Maxine Gottwin has read every conceivable book about the paranormal. She was the proud owner of twenty-seven encyclopedias, with titles such as The Big Book of Monsters, the Occult Guide to Witchcraft, Everyday Exorcisms, and Paranormal Entities From Around the World (and How to be Rid of Them). She'd read them all religiously, cover-to-cover, and wrote meticulous notes beside them, before she then put THOSE notes into her notebook. She grew her own poisonous berries, for Christ's sake.
The council still wouldn't clear her to work as an exterminator.
Max groaned loudly at the scratched-up kitchen table before slumping forward, resting her head against the battered pages of 101 Clever Extermination Tricks (Volume III). It was nearly two am and rent was due in three days. With their combined savings, the quarters under the couch, and the grocery money for next week, they had $87.
When she was little, Max remembered wanting to be a florist/paranormal exterminator (at the same time). It would've been a small-but-charming shop full of dried flowers, and dried powders. She drew it modeled after her house- shelves lined with vials of holy water, pure salt, sticks of chalk blessed by a priest. Talismans would line the walls, small protective charms scattered around $5 necklaces, healing crystals arranged in neat boxes on a table in front of a counter, with books everywhere about exterminating entities.
It started when her grandmother would tell her ghost stories when she worked in the garden and Max would lean back and look up at the plants that towered above her when she was little, plucking off cherry tomatoes and eating them raw (Grandma would occasionally lecture her about having to wash the fruit first, but Max always caught her eating snap peas outside.) Her grandmother told her about planting a clove of garlic to get a head, about cutting up old potatoes and planting them again, and of course about growing poisons.
Maxine learned from a young age the difference between nightshade and hemlock, and how you could eat the blossom of a snap dragon but that boiling the leaves into tea could kill a grown man-- and severely incapacitate an organic specter.
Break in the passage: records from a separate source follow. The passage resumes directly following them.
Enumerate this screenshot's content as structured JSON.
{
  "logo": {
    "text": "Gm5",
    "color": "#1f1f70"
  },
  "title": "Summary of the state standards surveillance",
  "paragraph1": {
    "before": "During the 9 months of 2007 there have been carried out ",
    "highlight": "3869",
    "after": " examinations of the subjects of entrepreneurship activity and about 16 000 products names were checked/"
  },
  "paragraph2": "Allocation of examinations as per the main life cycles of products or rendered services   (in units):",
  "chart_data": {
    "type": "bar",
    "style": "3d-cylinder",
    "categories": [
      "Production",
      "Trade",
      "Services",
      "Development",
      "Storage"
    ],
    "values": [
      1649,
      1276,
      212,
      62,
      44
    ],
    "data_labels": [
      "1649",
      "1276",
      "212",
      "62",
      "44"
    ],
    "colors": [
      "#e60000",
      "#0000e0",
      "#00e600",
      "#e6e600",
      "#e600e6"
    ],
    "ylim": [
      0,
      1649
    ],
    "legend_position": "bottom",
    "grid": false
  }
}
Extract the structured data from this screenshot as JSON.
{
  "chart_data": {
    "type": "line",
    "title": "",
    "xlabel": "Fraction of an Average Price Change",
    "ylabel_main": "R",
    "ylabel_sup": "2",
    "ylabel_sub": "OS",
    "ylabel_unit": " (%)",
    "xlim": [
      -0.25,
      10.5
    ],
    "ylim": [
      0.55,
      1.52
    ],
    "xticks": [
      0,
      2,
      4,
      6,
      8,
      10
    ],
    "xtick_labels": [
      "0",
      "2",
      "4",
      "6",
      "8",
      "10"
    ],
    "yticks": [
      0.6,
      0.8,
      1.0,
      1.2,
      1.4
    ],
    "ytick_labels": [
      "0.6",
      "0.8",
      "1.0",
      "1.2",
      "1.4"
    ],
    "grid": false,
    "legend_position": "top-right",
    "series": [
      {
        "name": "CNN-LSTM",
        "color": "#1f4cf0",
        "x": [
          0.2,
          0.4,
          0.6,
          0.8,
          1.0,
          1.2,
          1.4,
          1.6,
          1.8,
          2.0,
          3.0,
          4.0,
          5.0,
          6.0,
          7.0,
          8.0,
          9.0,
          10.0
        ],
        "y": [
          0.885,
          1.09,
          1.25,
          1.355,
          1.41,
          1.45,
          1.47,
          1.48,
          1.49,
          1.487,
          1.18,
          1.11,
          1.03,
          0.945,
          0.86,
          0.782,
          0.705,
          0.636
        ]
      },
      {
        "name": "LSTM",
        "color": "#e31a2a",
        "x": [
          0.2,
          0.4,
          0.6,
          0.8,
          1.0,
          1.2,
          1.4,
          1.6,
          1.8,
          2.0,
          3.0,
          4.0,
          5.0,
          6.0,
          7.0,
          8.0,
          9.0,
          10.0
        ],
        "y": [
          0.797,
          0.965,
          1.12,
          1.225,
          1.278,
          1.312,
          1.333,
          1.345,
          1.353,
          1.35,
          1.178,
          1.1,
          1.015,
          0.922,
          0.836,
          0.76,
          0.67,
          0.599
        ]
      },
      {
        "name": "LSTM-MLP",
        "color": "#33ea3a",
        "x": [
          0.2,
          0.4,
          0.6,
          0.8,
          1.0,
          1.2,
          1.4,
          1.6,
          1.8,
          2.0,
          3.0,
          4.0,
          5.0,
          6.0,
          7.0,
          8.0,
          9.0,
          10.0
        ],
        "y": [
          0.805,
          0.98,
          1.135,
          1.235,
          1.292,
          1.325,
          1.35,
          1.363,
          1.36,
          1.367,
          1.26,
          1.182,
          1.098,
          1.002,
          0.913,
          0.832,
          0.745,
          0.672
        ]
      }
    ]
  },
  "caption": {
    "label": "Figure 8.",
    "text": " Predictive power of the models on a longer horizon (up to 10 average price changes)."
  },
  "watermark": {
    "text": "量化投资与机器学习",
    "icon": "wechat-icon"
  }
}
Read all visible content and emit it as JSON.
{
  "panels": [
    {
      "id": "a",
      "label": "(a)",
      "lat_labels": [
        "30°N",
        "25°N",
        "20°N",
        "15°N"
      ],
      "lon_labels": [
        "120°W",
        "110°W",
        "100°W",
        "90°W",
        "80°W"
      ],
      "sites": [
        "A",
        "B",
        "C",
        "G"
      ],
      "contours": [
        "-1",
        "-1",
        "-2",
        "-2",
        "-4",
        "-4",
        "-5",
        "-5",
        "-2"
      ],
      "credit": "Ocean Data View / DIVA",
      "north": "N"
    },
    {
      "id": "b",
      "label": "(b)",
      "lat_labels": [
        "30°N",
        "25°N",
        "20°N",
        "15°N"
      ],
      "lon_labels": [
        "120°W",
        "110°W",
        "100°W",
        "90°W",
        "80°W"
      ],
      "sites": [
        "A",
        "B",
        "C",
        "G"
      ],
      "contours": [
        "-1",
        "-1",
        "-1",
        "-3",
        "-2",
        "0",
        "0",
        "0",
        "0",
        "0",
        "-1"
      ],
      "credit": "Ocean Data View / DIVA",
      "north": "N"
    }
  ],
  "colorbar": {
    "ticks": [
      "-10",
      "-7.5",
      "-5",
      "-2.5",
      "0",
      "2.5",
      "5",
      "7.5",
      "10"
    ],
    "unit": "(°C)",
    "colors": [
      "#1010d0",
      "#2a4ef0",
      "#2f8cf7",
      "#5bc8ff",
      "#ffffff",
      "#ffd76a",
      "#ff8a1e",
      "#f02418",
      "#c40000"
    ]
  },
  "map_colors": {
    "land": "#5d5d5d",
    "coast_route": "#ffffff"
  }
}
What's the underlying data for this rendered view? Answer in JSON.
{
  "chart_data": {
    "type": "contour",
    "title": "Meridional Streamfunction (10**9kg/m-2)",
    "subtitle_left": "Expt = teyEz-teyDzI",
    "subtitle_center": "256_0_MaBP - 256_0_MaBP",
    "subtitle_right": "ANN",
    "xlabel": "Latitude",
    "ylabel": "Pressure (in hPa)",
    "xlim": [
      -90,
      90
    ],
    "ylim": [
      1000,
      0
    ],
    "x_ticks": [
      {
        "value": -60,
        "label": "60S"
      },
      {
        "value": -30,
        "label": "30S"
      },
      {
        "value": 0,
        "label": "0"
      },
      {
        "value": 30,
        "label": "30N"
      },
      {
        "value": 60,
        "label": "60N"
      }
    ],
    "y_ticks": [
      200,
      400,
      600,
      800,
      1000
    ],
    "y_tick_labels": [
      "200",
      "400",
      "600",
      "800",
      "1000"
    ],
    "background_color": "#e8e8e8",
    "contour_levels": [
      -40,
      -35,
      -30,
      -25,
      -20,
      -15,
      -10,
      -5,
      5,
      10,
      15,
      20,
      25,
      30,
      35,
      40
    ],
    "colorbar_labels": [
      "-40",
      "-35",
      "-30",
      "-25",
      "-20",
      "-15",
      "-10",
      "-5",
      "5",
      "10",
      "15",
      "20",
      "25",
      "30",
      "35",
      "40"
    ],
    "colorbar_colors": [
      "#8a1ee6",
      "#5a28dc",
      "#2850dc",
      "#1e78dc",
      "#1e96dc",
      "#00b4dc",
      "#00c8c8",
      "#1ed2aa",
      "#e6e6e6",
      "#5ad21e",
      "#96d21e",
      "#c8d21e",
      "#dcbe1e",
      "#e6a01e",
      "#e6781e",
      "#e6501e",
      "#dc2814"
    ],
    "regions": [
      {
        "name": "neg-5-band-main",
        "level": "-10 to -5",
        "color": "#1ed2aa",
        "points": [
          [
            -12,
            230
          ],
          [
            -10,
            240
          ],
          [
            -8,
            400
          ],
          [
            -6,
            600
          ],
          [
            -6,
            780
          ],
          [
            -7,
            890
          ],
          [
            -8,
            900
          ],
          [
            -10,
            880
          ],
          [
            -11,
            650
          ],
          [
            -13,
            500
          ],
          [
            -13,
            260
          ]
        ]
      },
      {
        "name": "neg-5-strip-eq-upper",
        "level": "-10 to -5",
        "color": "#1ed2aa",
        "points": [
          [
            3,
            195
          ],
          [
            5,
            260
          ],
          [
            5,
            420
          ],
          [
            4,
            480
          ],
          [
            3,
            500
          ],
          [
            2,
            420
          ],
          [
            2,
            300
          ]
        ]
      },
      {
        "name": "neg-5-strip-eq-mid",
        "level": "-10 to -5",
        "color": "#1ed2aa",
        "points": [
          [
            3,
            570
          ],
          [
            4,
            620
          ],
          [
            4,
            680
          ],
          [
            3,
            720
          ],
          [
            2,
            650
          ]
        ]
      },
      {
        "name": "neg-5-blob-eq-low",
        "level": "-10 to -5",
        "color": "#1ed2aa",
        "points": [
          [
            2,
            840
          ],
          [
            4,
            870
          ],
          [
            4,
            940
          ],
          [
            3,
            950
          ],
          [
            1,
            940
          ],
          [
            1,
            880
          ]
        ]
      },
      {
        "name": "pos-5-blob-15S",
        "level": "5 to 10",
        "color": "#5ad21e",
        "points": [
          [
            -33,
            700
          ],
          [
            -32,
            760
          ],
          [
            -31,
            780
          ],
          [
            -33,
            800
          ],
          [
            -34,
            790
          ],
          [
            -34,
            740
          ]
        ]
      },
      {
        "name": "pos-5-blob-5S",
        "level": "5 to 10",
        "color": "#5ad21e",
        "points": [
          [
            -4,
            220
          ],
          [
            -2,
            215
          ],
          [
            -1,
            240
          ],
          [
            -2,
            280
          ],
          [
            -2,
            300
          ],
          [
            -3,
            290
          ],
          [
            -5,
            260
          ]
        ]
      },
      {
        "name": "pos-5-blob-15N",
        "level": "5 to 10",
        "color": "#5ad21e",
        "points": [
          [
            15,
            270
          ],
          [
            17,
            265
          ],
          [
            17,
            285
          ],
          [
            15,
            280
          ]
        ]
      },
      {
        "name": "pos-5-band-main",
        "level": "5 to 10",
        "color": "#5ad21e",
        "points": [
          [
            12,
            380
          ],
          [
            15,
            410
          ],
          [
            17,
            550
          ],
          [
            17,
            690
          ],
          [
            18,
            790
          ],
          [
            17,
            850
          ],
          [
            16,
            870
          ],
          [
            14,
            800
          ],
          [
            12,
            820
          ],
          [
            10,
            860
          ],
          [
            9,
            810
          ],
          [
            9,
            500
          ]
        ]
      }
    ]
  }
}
She learned to grow Japanese yew and Belladonna, Elderberries and and number of mushrooms, all right alongside her yellow squash and lettuce.
There was only one time she felt fear about those plants, where she nervously tugged at her grandmother's sleeve. She stopped clipping off dead leaves and put down her shears, looking down at Max.
"What if I accidentally eat one, Grandma?" She asked, and pointing at the purple poison berries. "Would it kill me too?"
"Yes, but you're my granddaughter- you're too smart to get them confused. Although, once a little boy did sneak over our fence and ate some nightshade- I caught him quick, though, and after he threw up and had charcoal he was just fine, though his parents still hate me." Max stuck out her tongue.
"Gross, you fed him charcoal?"
"Yes, it usually helps with poison."
"Like, the stuff we put on the grill?"
"No, that's different. I have a bottle in the cabinet I'll show you when we go inside."
"Oh. Okay." She seemed reluctant still, and her grandmother smiled at her.
"You'll be okay, dear-- you're so clever and good, you'll be the best exterminator in the family." At this, Maxine giggled, blushing.
"And a florist?"
"And a florist. Here, we can even plant normal flowers too-- why don't we pick up some sunflower seeds later? The big yellow ones you said you liked? We can grow as many as you like." Max grinned, thanking her and promising she could water them all by herself, worries banished from her mind as she went back to putting tomatoes into her basket.
Maxine sighed, lifting her head and blinking blearily. It was three am, and Jack was stepping out of the bedroom, rubbing his eyes before jumping and yelping when he saw her.
"Oh my god! Max, you scared the shit outta me- what're you doing up still?" She blinked slowly, words taking time to form.
"I fell asleep at the table." It wasn't exactly a lie, she zoned out so much she wasn't even sure it wasn't the truth.
"Well... you gotta sleep, alright?" She nodded, and followed him as he lumbered back to bed, and she jumped up and rolled over onto the side, feeling the bed shift as Jack slipped in next to her, and the two shifted for a minute to fit on the twin.
"We need a new bed." She remarked lazily, words almost slurring in her exhaustion.
"Maybe we'll get a job tomorrow. Some ghost terrorizing the city."
"Of course, I still have to pick up more holy water- you think that Catholic Church down the block remembers my face?"
"Or should I-" Jack shushed her, brushing her hair from her face.
"We can figure it out in the morning." She hummed, nodding."
"You're right. Thanks, Jack." He grunted in reply, and she soon felt his chest rising and falling deeply before her eyes finally fell shut, and she fell asleep.